In July 2011, I was in Seattle for the second time in my life. The first time was a flyout for the job I ended up taking and it was very much a chaperoned type of thing. Arrive at the airport, be whisked away by cab to the hotel, be shuttled by buses to various buildings for meetings with various teams of software engineers. A little downtime spent hitting the touristy parts, and then back to the airport. It was like I was hardly in Seattle at all.
The second time I was in the city on my own looking for apartments. My plan was to take the subway from the airport to downtown, hop on the #10 bus, and arrive at my friend's place a disheveled, tired mess with a backpack filled with all the things I needed to pass out on his floor. I got out of the subway and found that the bus stop for the 10 was right nearby.
Nearly immediately an Asian man in a green jacket spoke to me. In slightly affected speech, he explained to me that he was a homeless man who lived up in Ballard and all his supplies had gotten stolen. Could I help him out?
I politely said no, saying that I only had fare for the bus I needed to take. He accepted this graciously and walked off. I'm honestly not sure if I had the money to help him or not.
In any case, what I consider to me my first real interaction in Seattle was with a homeless man.
The homeless in Seattle strike me as very different from homeless people I've encountered in the past. They're bolder, often wanting to explain the circumstances for their misfortune. I feel like the homeless I encountered around Boston were more often of the 'sadly shaking a cup' variety, but then again, I spent a lot of time in the suburbs.
(One time I read a blog by a voluntarily homeless man who stated that immediate suburbs of a major city are paradise for the homeless. There's usually decent public transportation infrastructure, access to universities for computers and free food, and most importantly plenty of places to pitch a tent and hide. Yet he noticed that most homeless lived in cities. He suspected the reason for this was access to drugs.)
I have a lot of trouble with these bold homeless, because if someone attempts to talk to me I feel like a dick completely ignoring them. So my modus operandi is to patiently listen as they get to the pitch that they need money, and then say I don't have any. The vast majority of the time, that's a total lie. Invariable I feel like I'm some shitty dude.
I have significant internal debate about what kind of person that makes me. Am I really helping these people if I give them money? Maybe it buys them a day of food or shelter. Maybe it gets spent on drugs. I have no idea. Either way am I really effecting any sort of meaningful change? But it's not like I need to hold on to every dollar that I have in order to get by. But at the same time where do obligations to society begin? In my mind, I don't have a good reason to give them money or not to give them money.

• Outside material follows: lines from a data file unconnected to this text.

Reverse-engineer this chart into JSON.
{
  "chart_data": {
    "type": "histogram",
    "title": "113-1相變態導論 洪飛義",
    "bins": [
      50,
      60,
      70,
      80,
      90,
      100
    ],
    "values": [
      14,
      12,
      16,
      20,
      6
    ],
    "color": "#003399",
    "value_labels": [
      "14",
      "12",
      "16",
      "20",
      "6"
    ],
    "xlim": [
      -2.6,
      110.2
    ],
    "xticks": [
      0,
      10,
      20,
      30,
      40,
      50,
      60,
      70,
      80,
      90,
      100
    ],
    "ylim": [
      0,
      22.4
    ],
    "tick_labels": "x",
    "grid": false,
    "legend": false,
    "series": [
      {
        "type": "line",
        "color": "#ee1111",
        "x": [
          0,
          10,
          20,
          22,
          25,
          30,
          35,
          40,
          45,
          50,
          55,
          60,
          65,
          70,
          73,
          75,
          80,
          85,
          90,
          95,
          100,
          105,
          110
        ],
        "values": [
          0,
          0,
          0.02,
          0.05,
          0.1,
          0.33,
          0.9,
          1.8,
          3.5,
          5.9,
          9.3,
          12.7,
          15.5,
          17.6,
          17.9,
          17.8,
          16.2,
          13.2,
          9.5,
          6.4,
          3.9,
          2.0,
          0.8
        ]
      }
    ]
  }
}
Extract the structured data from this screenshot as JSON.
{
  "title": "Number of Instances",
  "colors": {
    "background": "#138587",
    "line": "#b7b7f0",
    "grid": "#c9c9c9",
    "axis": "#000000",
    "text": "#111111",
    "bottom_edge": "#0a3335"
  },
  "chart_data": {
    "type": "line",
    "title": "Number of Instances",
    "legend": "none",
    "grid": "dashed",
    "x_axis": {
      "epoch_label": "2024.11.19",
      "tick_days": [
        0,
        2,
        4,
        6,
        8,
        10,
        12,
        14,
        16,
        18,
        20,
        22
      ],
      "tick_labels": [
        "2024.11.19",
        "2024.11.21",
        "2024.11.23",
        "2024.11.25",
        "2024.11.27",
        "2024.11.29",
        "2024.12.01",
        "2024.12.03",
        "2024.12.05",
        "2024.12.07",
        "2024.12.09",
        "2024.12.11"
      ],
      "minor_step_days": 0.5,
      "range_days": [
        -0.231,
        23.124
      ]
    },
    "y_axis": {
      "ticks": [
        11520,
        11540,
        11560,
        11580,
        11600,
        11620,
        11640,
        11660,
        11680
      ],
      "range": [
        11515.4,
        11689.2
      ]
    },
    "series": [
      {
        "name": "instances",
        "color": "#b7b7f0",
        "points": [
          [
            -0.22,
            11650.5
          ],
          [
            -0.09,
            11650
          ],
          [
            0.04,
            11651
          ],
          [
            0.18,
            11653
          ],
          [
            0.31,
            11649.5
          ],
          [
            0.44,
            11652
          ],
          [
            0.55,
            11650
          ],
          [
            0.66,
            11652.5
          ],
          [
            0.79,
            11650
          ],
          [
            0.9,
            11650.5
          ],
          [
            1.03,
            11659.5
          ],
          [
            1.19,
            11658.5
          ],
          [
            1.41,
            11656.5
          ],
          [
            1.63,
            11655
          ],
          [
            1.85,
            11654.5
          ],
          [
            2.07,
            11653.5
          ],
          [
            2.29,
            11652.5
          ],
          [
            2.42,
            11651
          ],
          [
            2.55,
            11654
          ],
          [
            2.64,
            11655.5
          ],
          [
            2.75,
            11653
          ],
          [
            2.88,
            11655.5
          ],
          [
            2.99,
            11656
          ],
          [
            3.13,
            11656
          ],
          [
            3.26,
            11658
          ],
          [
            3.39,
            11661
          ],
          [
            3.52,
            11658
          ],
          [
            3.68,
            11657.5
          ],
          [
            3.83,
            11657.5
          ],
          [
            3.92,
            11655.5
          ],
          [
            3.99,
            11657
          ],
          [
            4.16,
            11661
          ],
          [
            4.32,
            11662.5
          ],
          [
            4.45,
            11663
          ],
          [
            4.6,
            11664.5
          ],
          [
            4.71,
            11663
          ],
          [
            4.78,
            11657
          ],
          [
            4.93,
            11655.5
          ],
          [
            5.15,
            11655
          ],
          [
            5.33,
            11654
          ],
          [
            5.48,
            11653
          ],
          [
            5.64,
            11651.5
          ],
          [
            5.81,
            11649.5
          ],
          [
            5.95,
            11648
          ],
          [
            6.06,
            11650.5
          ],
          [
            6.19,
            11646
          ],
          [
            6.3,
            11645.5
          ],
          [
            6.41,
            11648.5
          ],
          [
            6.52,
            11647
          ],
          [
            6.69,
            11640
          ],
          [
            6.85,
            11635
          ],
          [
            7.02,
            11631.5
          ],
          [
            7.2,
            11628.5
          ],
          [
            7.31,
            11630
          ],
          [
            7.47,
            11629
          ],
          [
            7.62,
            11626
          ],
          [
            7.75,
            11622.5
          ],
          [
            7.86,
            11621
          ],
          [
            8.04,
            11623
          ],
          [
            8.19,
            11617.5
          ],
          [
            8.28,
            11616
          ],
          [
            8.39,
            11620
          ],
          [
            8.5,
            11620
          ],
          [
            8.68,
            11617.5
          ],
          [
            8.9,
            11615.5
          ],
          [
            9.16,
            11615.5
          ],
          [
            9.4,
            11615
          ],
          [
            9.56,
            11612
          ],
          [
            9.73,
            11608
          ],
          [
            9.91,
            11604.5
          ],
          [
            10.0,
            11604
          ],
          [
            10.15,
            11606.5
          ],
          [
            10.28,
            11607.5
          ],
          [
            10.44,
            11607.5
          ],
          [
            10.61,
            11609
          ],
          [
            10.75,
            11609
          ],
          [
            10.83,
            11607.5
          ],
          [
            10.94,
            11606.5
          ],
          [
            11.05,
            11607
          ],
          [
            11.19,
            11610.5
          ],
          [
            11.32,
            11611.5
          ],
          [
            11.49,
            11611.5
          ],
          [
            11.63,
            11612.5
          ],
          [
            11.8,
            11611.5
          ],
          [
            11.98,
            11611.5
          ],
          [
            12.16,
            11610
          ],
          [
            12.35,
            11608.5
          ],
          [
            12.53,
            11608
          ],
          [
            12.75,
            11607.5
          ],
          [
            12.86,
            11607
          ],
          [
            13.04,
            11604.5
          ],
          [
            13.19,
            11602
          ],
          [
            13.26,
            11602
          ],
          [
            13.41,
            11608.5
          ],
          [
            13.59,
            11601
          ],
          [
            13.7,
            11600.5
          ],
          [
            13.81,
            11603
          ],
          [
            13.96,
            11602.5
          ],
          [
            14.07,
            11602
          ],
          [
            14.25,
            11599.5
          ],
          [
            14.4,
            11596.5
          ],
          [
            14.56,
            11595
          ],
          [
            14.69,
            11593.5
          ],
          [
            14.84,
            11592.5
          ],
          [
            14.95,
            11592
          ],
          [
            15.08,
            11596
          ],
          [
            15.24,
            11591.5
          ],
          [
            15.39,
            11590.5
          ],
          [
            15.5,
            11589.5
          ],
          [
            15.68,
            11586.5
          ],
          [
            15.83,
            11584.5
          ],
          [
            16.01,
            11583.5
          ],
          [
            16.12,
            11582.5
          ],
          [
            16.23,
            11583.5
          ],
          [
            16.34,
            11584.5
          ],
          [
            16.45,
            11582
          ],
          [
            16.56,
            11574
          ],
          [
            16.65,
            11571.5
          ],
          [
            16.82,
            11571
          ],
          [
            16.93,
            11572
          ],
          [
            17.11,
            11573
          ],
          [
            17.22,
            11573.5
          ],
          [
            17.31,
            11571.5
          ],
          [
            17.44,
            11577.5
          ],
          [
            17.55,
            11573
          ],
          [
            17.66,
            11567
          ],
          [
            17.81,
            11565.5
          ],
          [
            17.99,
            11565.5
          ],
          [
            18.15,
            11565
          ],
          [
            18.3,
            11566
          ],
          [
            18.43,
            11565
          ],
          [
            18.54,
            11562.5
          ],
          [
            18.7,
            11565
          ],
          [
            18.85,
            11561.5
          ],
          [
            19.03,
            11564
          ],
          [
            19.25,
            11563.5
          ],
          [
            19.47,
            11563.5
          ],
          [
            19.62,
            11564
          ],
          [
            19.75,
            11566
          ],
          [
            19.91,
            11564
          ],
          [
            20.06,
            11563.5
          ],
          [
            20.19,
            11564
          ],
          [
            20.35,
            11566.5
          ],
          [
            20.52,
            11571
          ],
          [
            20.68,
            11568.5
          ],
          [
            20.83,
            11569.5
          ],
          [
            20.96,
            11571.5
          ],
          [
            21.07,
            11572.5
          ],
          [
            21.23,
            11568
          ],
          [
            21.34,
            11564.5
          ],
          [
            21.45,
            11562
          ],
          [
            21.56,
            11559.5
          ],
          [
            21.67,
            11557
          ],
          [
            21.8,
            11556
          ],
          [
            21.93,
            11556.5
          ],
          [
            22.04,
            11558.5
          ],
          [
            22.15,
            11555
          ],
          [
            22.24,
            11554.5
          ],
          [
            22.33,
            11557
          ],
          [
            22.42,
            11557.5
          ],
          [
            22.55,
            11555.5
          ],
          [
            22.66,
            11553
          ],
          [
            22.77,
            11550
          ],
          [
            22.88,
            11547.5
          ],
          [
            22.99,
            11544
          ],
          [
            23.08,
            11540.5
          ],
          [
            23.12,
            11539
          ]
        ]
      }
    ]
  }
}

But I'm not going to go outright and say that I have money, but I'm not giving it to them. Even though that's exactly what I'm doing. I'm not proud of this, but it's the cleanest way I know of to extricate myself from what I've turned into a complex situation.
One time I relented and gave a woman a spare quarter that was noisily clinking around in my pocket. She promptly asked me if I had any more. This did not resonate well with me. Same deal when I saw the guy ostensibly from Ballard hanging around the same place downtown giving the same spiel. Same with the woman who's always asking for exactly two dollars. I know there's probably at least mild mental illness at play in all these cases, but it's still frustrating and disconcerting.
Fortunately, sometimes there are no difficult ethical issues involved.
I was walking home the other night from work at about 10. I was walking down and saw two disheveled looking guys sitting on a stoop by a medical building. As I got closer, I recognized them as homeless guys I regularly see around the neighborhood and on the bus.
I was nearly past them, one of them called out, slurring his speech pretty heavily. "Can I ask you a favor?" In spite of myself, I turned around asked what was up.
Getting the words out was a real problem for this gentleman. Slowly, he was able to say that he knew I was a good guy, but what he wanted still wasn't clear. There was no clear pitch, though it sounded like he wanted something; "I gotta get home", I told him and started walking away.
Finally he got it out "CAN YOU GIVE ME A FOOT MASSAGE", he yelled.
I couldn't help myself, before I could even think, I burst out laughing and called back to him "no thanks!", my evening officially made.
Sometimes, but only sometimes, things aren't complicated and it's not all about money.